As the online sales industry grows and the role of warehousing—and warehouses themselves—get bigger, having accurate inventory counts is essential to any business’ bottom line.
This accuracy allows businesses, especially those with an online presence, to:
- Ship orders faster and deliver better customer service—even when they’ve outsourced their warehouse operations and have no control over the physical goods.
- Better predict customer needs and fluctuations in demand, allowing the right amount of product to be available when customers want it, while avoiding over-stocking product, which can increase warehousing costs.
But most warehouse managers still rely on inventory “spot checks” as a way to make sure that product on hand matches what’s recorded in the books. That’s not a quick or easy task. It often requires a bulky, slow-moving lift and a skilled operator to reach product on the upper shelves. It’s also labor-intensive, relying on eyeballing box labels to determine the number of available packages, what’s in them, and then matching that information with data in the Enterprise Resource Planning (ERP) system. That’s a lot of work just to get a small inventory sample.
But now there’s a paradigm-shifting way to not only do spot checks more quickly and efficiently, but also allow for more frequent full-warehouse inventorying using drone technology. A team of drones enthusiasts from Intel IT partnered with others from across Intel, and they volunteered to develop and test a complete solution (hardware, software, and integration).
The solution includes quadcopter drones that can be programmed to autonomously maneuver to user-defined locations using a high-precision indoor positioning system. Then they use their on-board, high-resolution cameras to capture box label images and transmit them to the cloud for processing. An application on the cloud connects to the ERP system, compares the drone-captured data, and then produces a variance report.
But the drone-generated data can go much further than just checking quantity, material type, and location accuracy. With actual images available, warehouse managers and other company leaders can determine how well the warehouse is run. Are shipments in good condition? Are they in the right location? Are there inefficiencies that can be improved upon?
The solution also introduces positive side effects. It can help reduce warehouse traffic and free warehouse personnel and equipment for other tasks.
There are still some challenges that need to be addressed to make it more viable.
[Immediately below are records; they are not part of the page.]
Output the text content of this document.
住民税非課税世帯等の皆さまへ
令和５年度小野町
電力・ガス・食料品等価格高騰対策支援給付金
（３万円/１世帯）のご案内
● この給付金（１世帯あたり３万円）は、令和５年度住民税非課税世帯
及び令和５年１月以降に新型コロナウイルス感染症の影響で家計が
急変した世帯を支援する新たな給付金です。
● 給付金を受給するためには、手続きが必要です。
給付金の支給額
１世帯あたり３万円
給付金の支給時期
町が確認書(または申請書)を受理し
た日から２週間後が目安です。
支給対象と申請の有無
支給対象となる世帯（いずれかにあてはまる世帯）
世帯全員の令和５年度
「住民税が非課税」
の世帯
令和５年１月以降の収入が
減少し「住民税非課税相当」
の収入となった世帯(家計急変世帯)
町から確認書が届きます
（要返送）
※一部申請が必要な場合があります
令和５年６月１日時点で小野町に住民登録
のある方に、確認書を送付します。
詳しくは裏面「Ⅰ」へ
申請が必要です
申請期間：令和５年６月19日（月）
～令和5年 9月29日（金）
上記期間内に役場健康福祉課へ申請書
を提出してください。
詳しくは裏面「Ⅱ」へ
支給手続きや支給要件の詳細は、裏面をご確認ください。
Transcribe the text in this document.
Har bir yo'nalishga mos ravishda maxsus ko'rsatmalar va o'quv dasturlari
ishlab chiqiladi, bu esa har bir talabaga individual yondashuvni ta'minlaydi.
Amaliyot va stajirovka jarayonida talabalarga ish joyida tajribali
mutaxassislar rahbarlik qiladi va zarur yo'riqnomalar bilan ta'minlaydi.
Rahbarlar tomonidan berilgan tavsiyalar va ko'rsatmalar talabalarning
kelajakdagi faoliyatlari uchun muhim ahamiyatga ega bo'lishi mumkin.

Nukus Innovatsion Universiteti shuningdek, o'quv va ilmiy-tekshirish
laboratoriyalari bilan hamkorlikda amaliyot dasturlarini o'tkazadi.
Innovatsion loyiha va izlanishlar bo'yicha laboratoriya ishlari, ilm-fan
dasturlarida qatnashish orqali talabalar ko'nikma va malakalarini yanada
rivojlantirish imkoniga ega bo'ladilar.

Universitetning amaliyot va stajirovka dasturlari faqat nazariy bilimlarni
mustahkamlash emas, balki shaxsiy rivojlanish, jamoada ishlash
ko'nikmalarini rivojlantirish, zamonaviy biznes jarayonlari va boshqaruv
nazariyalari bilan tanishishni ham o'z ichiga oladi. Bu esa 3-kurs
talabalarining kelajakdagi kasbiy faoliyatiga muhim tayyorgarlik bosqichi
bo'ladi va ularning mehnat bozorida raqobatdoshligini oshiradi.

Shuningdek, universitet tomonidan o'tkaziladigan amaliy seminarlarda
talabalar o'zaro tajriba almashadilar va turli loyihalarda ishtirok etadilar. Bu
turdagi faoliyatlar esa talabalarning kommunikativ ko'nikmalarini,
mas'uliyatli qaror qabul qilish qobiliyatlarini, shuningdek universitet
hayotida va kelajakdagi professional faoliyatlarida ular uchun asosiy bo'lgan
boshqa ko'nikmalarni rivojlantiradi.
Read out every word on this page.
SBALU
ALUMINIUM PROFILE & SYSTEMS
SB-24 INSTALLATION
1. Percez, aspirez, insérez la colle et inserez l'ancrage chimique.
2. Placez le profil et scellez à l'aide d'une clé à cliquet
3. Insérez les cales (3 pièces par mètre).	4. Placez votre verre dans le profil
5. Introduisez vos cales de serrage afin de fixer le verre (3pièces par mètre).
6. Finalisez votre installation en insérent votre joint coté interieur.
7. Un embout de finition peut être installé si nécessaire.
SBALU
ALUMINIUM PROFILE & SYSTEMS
For instance, battery life is now only 15-20 minutes, limiting the amount of work per flight. But with drone usage becoming increasingly popular, this is likely to be tackled sooner rather than later. Also, some narrow warehouse corridors may still be difficult to for these indoor drones to maneuver through, and image capturing still needs further refinement.
These are small challenges considering that this solution can have great benefits to warehousing—and have other practical uses. In the future, the image processing sub-component can help digitize many steps in the supply chain—shipping labels, customs declarations, freight traceability, and so on. It will be a key component of the digitized warehouse.